When it's surrounded by angular brackets<> they make html tags.
Tags come in pairs and surround texts.



can someone list down the different elements and tags in html?

----------


## Moana

> Hello Guys,
> 
> HTML elements use to communicate with the browser to how to render text.
> When it's surrounded by angular brackets<> they make html tags.
> Tags come in pairs and surround texts.
> 
> 
> 
> can someone list down the different elements and tags in html?

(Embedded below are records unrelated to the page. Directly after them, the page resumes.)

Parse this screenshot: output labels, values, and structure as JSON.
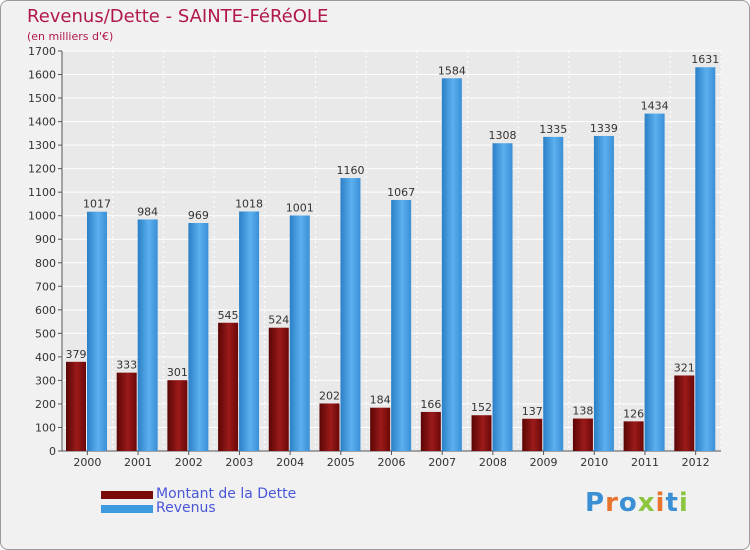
{
  "title": "Revenus/Dette - SAINTE-FéRéOLE",
  "subtitle": "(en milliers d'€)",
  "logo": {
    "text": "Proxiti",
    "colors": [
      "#3b8fd4",
      "#e8742b",
      "#3b8fd4",
      "#8cc63f",
      "#e8742b",
      "#3b8fd4",
      "#8cc63f"
    ]
  },
  "chart_data": {
    "type": "bar",
    "categories": [
      "2000",
      "2001",
      "2002",
      "2003",
      "2004",
      "2005",
      "2006",
      "2007",
      "2008",
      "2009",
      "2010",
      "2011",
      "2012"
    ],
    "series": [
      {
        "name": "Montant de la Dette",
        "color": "#7a0b0b",
        "values": [
          379,
          333,
          301,
          545,
          524,
          202,
          184,
          166,
          152,
          137,
          138,
          126,
          321
        ]
      },
      {
        "name": "Revenus",
        "color": "#3d9ae0",
        "values": [
          1017,
          984,
          969,
          1018,
          1001,
          1160,
          1067,
          1584,
          1308,
          1335,
          1339,
          1434,
          1631
        ]
      }
    ],
    "yticks": [
      0,
      100,
      200,
      300,
      400,
      500,
      600,
      700,
      800,
      900,
      1000,
      1100,
      1200,
      1300,
      1400,
      1500,
      1600,
      1700
    ],
    "ylim": [
      0,
      1700
    ],
    "grid": true,
    "legend_position": "bottom-left"
  }
}
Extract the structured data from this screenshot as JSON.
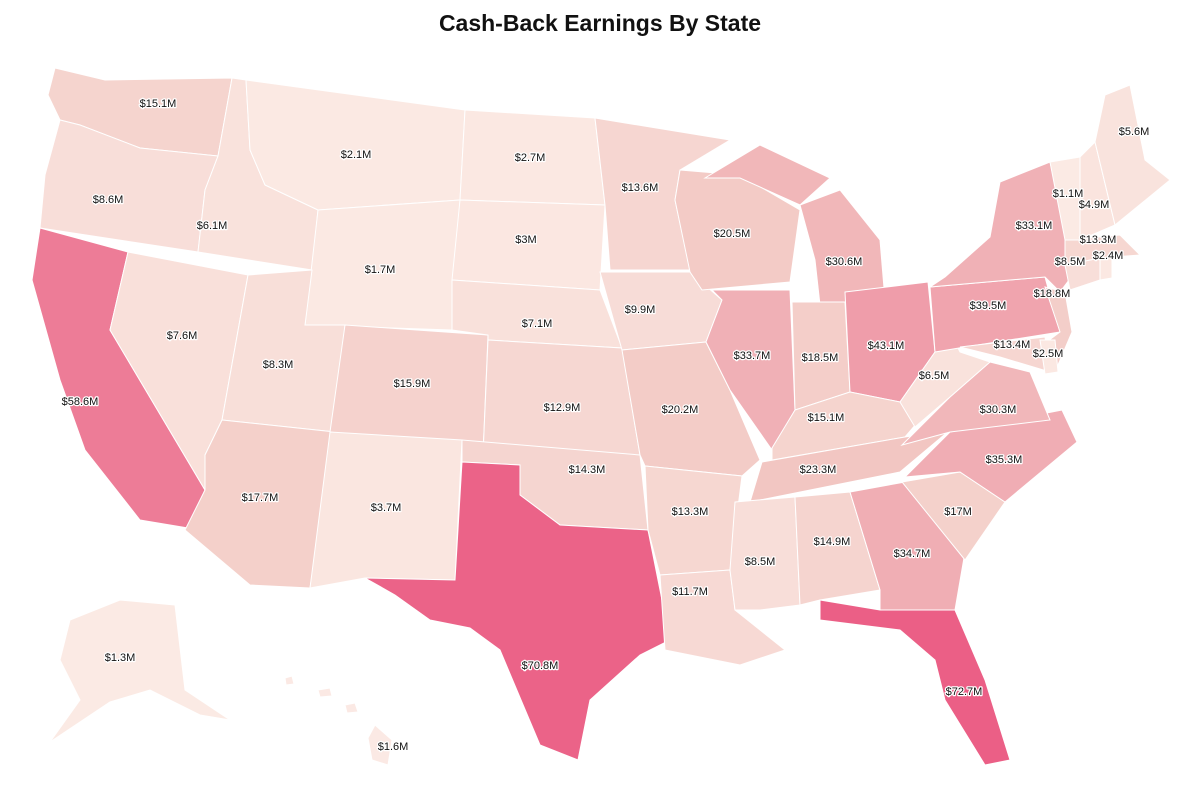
{
  "title": "Cash-Back Earnings By State",
  "chart_data": {
    "type": "choropleth",
    "title": "Cash-Back Earnings By State",
    "unit": "USD millions",
    "color_scale": {
      "low": "#fcece6",
      "mid": "#f2c9c4",
      "high": "#eb5f86"
    },
    "states": [
      {
        "id": "WA",
        "label": "$15.1M",
        "value": 15.1
      },
      {
        "id": "OR",
        "label": "$8.6M",
        "value": 8.6
      },
      {
        "id": "CA",
        "label": "$58.6M",
        "value": 58.6
      },
      {
        "id": "ID",
        "label": "$6.1M",
        "value": 6.1
      },
      {
        "id": "NV",
        "label": "$7.6M",
        "value": 7.6
      },
      {
        "id": "MT",
        "label": "$2.1M",
        "value": 2.1
      },
      {
        "id": "WY",
        "label": "$1.7M",
        "value": 1.7
      },
      {
        "id": "UT",
        "label": "$8.3M",
        "value": 8.3
      },
      {
        "id": "AZ",
        "label": "$17.7M",
        "value": 17.7
      },
      {
        "id": "CO",
        "label": "$15.9M",
        "value": 15.9
      },
      {
        "id": "NM",
        "label": "$3.7M",
        "value": 3.7
      },
      {
        "id": "ND",
        "label": "$2.7M",
        "value": 2.7
      },
      {
        "id": "SD",
        "label": "$3M",
        "value": 3.0
      },
      {
        "id": "NE",
        "label": "$7.1M",
        "value": 7.1
      },
      {
        "id": "KS",
        "label": "$12.9M",
        "value": 12.9
      },
      {
        "id": "OK",
        "label": "$14.3M",
        "value": 14.3
      },
      {
        "id": "TX",
        "label": "$70.8M",
        "value": 70.8
      },
      {
        "id": "MN",
        "label": "$13.6M",
        "value": 13.6
      },
      {
        "id": "IA",
        "label": "$9.9M",
        "value": 9.9
      },
      {
        "id": "MO",
        "label": "$20.2M",
        "value": 20.2
      },
      {
        "id": "AR",
        "label": "$13.3M",
        "value": 13.3
      },
      {
        "id": "LA",
        "label": "$11.7M",
        "value": 11.7
      },
      {
        "id": "WI",
        "label": "$20.5M",
        "value": 20.5
      },
      {
        "id": "IL",
        "label": "$33.7M",
        "value": 33.7
      },
      {
        "id": "MI",
        "label": "$30.6M",
        "value": 30.6
      },
      {
        "id": "IN",
        "label": "$18.5M",
        "value": 18.5
      },
      {
        "id": "OH",
        "label": "$43.1M",
        "value": 43.1
      },
      {
        "id": "KY",
        "label": "$15.1M",
        "value": 15.1
      },
      {
        "id": "TN",
        "label": "$23.3M",
        "value": 23.3
      },
      {
        "id": "MS",
        "label": "$8.5M",
        "value": 8.5
      },
      {
        "id": "AL",
        "label": "$14.9M",
        "value": 14.9
      },
      {
        "id": "GA",
        "label": "$34.7M",
        "value": 34.7
      },
      {
        "id": "FL",
        "label": "$72.7M",
        "value": 72.7
      },
      {
        "id": "SC",
        "label": "$17M",
        "value": 17.0
      },
      {
        "id": "NC",
        "label": "$35.3M",
        "value": 35.3
      },
      {
        "id": "VA",
        "label": "$30.3M",
        "value": 30.3
      },
      {
        "id": "WV",
        "label": "$6.5M",
        "value": 6.5
      },
      {
        "id": "PA",
        "label": "$39.5M",
        "value": 39.5
      },
      {
        "id": "NY",
        "label": "$33.1M",
        "value": 33.1
      },
      {
        "id": "NJ",
        "label": "$18.8M",
        "value": 18.8
      },
      {
        "id": "MD",
        "label": "$13.4M",
        "value": 13.4
      },
      {
        "id": "DE",
        "label": "$2.5M",
        "value": 2.5
      },
      {
        "id": "CT",
        "label": "$8.5M",
        "value": 8.5
      },
      {
        "id": "RI",
        "label": "$2.4M",
        "value": 2.4
      },
      {
        "id": "MA",
        "label": "$13.3M",
        "value": 13.3
      },
      {
        "id": "VT",
        "label": "$1.1M",
        "value": 1.1
      },
      {
        "id": "NH",
        "label": "$4.9M",
        "value": 4.9
      },
      {
        "id": "ME",
        "label": "$5.6M",
        "value": 5.6
      },
      {
        "id": "AK",
        "label": "$1.3M",
        "value": 1.3
      },
      {
        "id": "HI",
        "label": "$1.6M",
        "value": 1.6
      }
    ]
  }
}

here are some tags you could probably use HTML tags vs. elements vs. attributes | 456 Berea Street

----------


## Bhavya

> here are some tags you could probably use HTML tags vs. elements vs. attributes | 456 Berea Street


Thank you for Sharing this information here Moana, I got some list of tags and elements.

----------


## Assassin

> Hello Guys,
> 
> HTML elements use to communicate with the browser to how to render text.
> When it's surrounded by angular brackets<> they make html tags.
> Tags come in pairs and surround texts.
> 
> can someone list down the different elements and tags in html?


An HTML* element* is an object enclosed by pair of *Tags*.
Eg: <Title>MyPage</Title> is Tile Element

----------


## Bhavya

> An HTML* element* is an object enclosed by pair of *Tags*.
> Eg: <Title>MyPage</Title> is Tile Element


Thank you Assassin, Is there is any different types in elements and tags?

----------